Edouard Le Pelletier, Responsable
Investeam TPM
Délicate conjoncture | 12 septembre 2022 | EDITO
Alors que nous sommes rentrés dans la deuxième moitié de l’année, à l’heure des constats de mi-parcours, les températures records enregistrées partout dans le monde, les phénomènes météorologiques violents, les changements de politiques monétaires, la guerre en Ukraine… forment une délicate conjoncture marquée par les tensions grandissantes dans les secteurs essentiels de l’énergie, de l’agriculture et de l’eau.
Les tensions observées sur les marchés de l’énergie en 2022 sont inédites depuis les deux chocs pétroliers de 1973 et 1979, à la différence qu’aujourd’hui l’impact climatique des mesures prises pour faire face aux enjeux économiques s’invite au cœur de l’équation. Les prix records de l’énergie alimentent une inflation galopante qui impacte toutes les sphères économiques, de la consommation des ménages aux prévisions de croissance des entreprises. Ainsi, une inflation en rythme annuel, mesurée en août autour de 9 % aux Etats-Unis et de 6% en France, est en partie imputable au choc énergétique.

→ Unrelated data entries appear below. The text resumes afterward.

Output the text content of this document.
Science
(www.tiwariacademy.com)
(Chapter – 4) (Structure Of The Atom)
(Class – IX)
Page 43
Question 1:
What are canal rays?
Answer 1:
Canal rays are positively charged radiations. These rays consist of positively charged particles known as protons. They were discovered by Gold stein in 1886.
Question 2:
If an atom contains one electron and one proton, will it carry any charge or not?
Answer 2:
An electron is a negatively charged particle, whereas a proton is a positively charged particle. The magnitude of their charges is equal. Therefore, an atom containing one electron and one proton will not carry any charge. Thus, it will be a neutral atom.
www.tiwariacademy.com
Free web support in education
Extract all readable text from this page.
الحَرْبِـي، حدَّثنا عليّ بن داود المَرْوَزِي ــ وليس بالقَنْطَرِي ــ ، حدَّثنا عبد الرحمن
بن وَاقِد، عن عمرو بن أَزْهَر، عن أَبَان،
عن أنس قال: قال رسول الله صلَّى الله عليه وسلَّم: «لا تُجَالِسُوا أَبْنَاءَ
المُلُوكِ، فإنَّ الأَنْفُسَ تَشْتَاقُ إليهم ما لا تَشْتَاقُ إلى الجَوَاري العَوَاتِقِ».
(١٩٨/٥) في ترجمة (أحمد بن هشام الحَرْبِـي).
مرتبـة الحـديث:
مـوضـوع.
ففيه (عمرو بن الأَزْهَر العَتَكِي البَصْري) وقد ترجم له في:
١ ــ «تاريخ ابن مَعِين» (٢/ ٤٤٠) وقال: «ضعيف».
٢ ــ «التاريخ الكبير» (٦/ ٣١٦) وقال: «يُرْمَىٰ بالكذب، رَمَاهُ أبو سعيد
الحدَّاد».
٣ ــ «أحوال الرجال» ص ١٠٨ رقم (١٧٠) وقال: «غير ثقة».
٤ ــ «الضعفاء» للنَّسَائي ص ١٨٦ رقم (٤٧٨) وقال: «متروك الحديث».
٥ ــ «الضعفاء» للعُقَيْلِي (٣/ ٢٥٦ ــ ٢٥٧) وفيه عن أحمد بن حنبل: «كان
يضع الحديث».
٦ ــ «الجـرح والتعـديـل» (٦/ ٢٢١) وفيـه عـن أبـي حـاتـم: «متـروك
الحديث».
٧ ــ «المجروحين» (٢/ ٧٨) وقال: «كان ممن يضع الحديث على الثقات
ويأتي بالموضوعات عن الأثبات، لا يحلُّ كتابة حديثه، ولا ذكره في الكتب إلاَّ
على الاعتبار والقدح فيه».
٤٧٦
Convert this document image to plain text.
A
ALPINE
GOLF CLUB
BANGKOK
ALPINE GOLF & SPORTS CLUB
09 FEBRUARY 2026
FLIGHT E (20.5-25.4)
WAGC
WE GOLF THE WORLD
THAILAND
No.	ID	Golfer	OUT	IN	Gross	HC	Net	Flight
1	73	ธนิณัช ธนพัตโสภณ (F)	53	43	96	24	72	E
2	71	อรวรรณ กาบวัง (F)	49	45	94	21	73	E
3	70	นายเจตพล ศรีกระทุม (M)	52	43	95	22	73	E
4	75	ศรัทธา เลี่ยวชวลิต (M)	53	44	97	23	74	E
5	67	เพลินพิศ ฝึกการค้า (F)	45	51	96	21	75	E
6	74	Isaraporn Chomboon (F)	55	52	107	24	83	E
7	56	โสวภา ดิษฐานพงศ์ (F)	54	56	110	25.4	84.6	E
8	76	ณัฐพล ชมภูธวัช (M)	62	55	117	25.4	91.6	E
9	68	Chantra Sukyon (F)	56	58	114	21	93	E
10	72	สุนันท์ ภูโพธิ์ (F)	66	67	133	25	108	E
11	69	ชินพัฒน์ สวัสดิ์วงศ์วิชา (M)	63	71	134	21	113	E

Cette inflation touche également de plein fouet le secteur alimentaire, en particulier les produits de base essentiels, entraînant une augmentation des dépenses de première nécessité et, avec elle, la dégradation des conditions de vie des populations les plus démunies.
D’un point de vue économique, malgré l’accalmie observée ces derniers jours sur les marchés de matières premières, les craintes de récession se renforcent, comme en témoigne la volatilité accrue des prix du pétrole. Certes, les résultats trimestriels publiés par les grandes entreprises sont majoritairement encourageants avec des chiffres qui ont battu des prévisions plutôt pessimistes. Cependant, les contraintes persistantes sur les chaînes d’approvisionnement, le casse-tête du maintien des marges et les mesures préventives de réduction des effectifs forment un équilibre précaire propre à ternir les objectifs de croissance à court terme.
Avec la montée des températures, les intempéries incontrôlables et la croissance démographique mondiale, l’eau devient un enjeu géopolitique désormais au centre des préoccupations. Les premières économies touchées sont celles qui reposent essentiellement sur le secteur primaire pour alimenter leur croissance. C’est le cas de l’Inde, quatrième producteur agricole mondial, qui a entamé sa révolution verte dès les années 1970. Alors que l’agriculture ne représente pas moins de 18 % de son PIB, le sous-continent indien est aujourd’hui en proie à l’épuisement de ses réserves en eau. Au total, le pays pompe de ses sols plus d’eau que la Chine et les Etats-Unis réunis, ce qui pourrait, dès 2025, accentuer la situation de stress hydrique que subit déjà le pays.
Même constat pour les Etats-Unis : la florissante Sun Belt (ceinture du soleil) et plus particulièrement l’Ouest américain font face à des problématiques d’approvisionnement en eau qui mettent à mal le rayonnement économique de ces régions. Les autorités et les populations locales doivent rapidement s’adapter en trouvant de nouvelles sources d’approvisionnement en eau et en instaurant des limitations de consommation durant les phases de manque les plus aigües. Ces nouvelles contingences s’intensifient alors même que la région attire encore grandement, comme en témoigne sa croissance démographique qui dépasse les 15 % sur la dernière décennie. Un développement qui se traduit in fine par des besoins en eau toujours plus importants.
L’accès à l’eau et son utilisation doivent plus que jamais faire l’objet d’une attention particulière car, au-delà de son utilisation pour la consommation domestique et l’agriculture, une eau en abondance est essentielle pour le transport, la production d’électricité et l’industrie en général. Ainsi, des pressions de l’ampleur de celles que nous avons connues durant tout l’été ont un impact global ; les niveaux particulièrement bas des cours d’eau ont posé un défi au transport intra-maritime, contraint de limiter la capacité de chargement des bateaux, ce qui a induit une augmentation du trafic.
De telles boucles de rétroaction conduisent à l’émergence de liens de causalité complexes qui remettent en question la pertinence de nos modèles de projection et soulignent l’importance des investissements nécessaires à la réduction de l’impact de l’activité humaine.